Engineer, Site Reliability
ses
Job Description
PRIMARY RESPONSIBILITIES / KEY RESULT AREAS
- Ensure system reliability and availability by maintaining infrastructure environments and ensuring software applications run smoothly.
- Monitor system health continuously to detect issues and automatically handle failures.
- Standardize and automate processes, while maintaining internal tools and documentation to support the overall infrastructure and reduce emergency response time. This includes troubleshooting workflows, scripting, tooling, and documentation.
- Mitigate operational risks by identifying, assessing, and implementing measures to eliminate potential risks that could impact system performance.
- Develop and deploy solutions using industry best practices / innovation as well as SES IT defined architecture standards and guidelines.
- Deploy and configure cloud services using the Cloud Center of Excellence methodology as needed.
- Collaborate with various teams to ensure seamless integration and operation of systems.
- Drive improvement and adherence to all IT service management processes, including incident management, change management, request fulfilment, problem management.
- Create knowledge base articles and wikis for common issues and daily operations procedures.
- Stay current with the latest IT and Cloud technologies.
- Provide support and drive strong focus on simplification, standardization and automation.
- Provide inputs to Department heads for administrative and management tasks.
- Fulfil on-call duties on a rotating 24/7 schedule.
COMPETENCIES
- Self-driven innovative mindset, commitment to excellence and quality in all areas.
- Strong knowledge of on-premises systems and infrastructure.
- Excellent problem-solving and troubleshooting skills.
- Good understanding of cloud environments and services.
- Ability to work collaboratively with cross-functional teams.
- Results-driven with a pragmatic service delivery approach.
- Thrives in fast-paced environments with tight deadlines, maintaining attention to detail and self-motivation.
- Strong communication and documentation skills.
- Proactive and self-motivated with a focus on continuous improvement.

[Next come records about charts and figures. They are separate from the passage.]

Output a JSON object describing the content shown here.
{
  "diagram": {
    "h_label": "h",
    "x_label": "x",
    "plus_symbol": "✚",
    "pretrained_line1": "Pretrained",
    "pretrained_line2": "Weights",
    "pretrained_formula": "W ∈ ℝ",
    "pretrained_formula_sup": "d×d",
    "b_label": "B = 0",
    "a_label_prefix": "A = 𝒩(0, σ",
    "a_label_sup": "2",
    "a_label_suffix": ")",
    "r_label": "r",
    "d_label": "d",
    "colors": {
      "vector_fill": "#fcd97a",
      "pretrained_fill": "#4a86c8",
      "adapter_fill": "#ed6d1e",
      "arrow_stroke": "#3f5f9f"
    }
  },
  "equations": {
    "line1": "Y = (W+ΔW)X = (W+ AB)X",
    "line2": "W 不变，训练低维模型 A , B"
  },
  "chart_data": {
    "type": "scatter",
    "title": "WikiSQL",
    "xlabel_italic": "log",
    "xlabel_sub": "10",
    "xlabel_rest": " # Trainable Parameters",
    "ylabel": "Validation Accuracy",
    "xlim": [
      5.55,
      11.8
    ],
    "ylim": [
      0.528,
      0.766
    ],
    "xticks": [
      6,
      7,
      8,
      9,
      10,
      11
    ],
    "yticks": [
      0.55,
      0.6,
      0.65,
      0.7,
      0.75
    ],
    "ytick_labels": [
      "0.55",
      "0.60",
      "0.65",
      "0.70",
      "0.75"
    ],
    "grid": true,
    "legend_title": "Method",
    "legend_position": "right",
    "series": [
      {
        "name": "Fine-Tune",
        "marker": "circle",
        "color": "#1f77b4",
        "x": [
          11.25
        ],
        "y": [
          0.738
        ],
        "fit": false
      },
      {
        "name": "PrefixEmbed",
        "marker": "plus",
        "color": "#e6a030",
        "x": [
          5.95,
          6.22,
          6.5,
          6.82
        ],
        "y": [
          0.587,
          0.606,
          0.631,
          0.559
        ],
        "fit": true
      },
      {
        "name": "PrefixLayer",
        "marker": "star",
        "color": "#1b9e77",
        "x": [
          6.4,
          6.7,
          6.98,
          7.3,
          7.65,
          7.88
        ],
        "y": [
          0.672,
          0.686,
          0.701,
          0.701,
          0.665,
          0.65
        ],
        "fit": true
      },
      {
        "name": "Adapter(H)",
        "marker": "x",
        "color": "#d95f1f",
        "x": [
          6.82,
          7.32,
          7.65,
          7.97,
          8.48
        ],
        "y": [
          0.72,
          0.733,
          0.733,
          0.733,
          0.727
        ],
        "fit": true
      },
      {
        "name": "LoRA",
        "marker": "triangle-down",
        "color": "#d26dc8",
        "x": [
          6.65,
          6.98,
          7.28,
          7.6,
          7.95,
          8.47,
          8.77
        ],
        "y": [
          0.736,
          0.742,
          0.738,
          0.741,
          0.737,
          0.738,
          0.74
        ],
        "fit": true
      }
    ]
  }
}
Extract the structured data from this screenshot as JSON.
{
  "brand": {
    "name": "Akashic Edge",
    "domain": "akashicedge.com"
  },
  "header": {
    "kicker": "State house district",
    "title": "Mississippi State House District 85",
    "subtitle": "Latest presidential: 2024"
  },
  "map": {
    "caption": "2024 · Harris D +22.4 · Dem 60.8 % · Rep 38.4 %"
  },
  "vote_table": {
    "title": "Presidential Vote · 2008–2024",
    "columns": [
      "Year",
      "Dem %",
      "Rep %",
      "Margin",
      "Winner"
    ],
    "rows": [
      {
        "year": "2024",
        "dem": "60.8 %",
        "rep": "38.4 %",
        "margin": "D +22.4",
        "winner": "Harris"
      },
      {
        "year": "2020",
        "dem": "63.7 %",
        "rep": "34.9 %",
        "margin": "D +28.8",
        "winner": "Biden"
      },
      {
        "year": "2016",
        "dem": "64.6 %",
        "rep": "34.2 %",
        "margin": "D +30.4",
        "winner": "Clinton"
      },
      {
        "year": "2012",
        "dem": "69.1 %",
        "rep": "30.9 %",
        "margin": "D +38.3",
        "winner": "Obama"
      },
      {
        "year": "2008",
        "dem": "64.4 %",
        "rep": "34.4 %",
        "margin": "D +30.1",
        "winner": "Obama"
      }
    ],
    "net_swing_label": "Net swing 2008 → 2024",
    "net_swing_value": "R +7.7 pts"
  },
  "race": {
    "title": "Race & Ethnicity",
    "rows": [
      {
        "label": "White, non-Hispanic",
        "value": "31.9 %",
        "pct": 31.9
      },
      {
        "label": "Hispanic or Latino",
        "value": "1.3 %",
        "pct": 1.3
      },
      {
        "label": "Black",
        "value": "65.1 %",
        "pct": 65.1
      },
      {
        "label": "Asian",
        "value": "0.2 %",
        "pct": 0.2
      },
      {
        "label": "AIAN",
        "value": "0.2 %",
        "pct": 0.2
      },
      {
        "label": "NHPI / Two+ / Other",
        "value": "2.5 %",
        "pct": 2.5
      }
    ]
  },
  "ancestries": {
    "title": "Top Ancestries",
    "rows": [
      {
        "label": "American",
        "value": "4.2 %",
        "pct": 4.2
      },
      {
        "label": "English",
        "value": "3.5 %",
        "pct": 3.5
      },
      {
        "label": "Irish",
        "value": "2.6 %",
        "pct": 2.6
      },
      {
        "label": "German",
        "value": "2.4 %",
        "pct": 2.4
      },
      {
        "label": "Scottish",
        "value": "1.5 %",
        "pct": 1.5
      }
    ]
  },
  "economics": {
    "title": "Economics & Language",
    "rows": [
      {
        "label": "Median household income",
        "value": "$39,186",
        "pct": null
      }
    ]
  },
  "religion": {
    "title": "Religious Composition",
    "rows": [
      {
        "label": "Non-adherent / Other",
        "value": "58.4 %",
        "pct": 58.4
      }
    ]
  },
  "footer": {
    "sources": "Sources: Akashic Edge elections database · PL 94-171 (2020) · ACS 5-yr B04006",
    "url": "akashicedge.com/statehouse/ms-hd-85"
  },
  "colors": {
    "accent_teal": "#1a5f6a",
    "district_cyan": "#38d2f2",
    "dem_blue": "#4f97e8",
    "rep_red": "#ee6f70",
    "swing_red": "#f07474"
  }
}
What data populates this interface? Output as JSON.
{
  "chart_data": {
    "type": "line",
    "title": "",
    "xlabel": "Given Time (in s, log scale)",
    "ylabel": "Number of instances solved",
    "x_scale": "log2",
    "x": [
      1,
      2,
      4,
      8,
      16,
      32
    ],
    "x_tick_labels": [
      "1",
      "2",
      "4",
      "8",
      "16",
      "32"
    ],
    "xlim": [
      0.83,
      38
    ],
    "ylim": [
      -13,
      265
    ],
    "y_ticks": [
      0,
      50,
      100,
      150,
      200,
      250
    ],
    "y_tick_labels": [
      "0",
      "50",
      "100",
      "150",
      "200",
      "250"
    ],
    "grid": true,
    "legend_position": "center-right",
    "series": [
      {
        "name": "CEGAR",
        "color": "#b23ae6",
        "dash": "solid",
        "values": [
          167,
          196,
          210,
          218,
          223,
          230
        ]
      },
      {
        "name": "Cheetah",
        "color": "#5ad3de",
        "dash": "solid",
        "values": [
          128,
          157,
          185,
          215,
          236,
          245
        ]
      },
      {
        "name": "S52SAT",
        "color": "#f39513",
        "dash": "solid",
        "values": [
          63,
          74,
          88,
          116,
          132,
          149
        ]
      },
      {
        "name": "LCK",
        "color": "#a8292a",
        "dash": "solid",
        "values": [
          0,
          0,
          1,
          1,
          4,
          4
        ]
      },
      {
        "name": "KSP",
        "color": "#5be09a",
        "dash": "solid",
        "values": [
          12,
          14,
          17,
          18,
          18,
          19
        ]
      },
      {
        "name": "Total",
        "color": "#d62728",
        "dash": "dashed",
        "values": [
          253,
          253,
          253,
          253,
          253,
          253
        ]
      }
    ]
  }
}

QUALIFICATIONS & EXPERIENCE
- Bachelor's degree in Computer Science, Information Technology, or a related field.
- Minimum 3 years of applicable professional experience in a large, diverse environment.
- Strong expertise in Linux OS, including system administration, shell scripting, performance tuning, security best practices, and experience with virtualization and cloud platforms.
- Strong expertise in one or more virtualization solutions (e.g., VMware, Nutanix).
- Proven experience in a similar role, with a focus on cloud and on-premises systems environments.
- Experience with automation tools and scripting languages.
- Good knowledge of Windows and Linux OS, EntraID, Active Directory, CI/CD automation, continuous monitoring and information security.
- Familiarity with ITIL processes and best practices.
- Fluency in English, any other language is considered as an asset.
- Relevant certifications (e.g., AWS, Azure, Google Cloud, RHCE, LFCS) are a plus.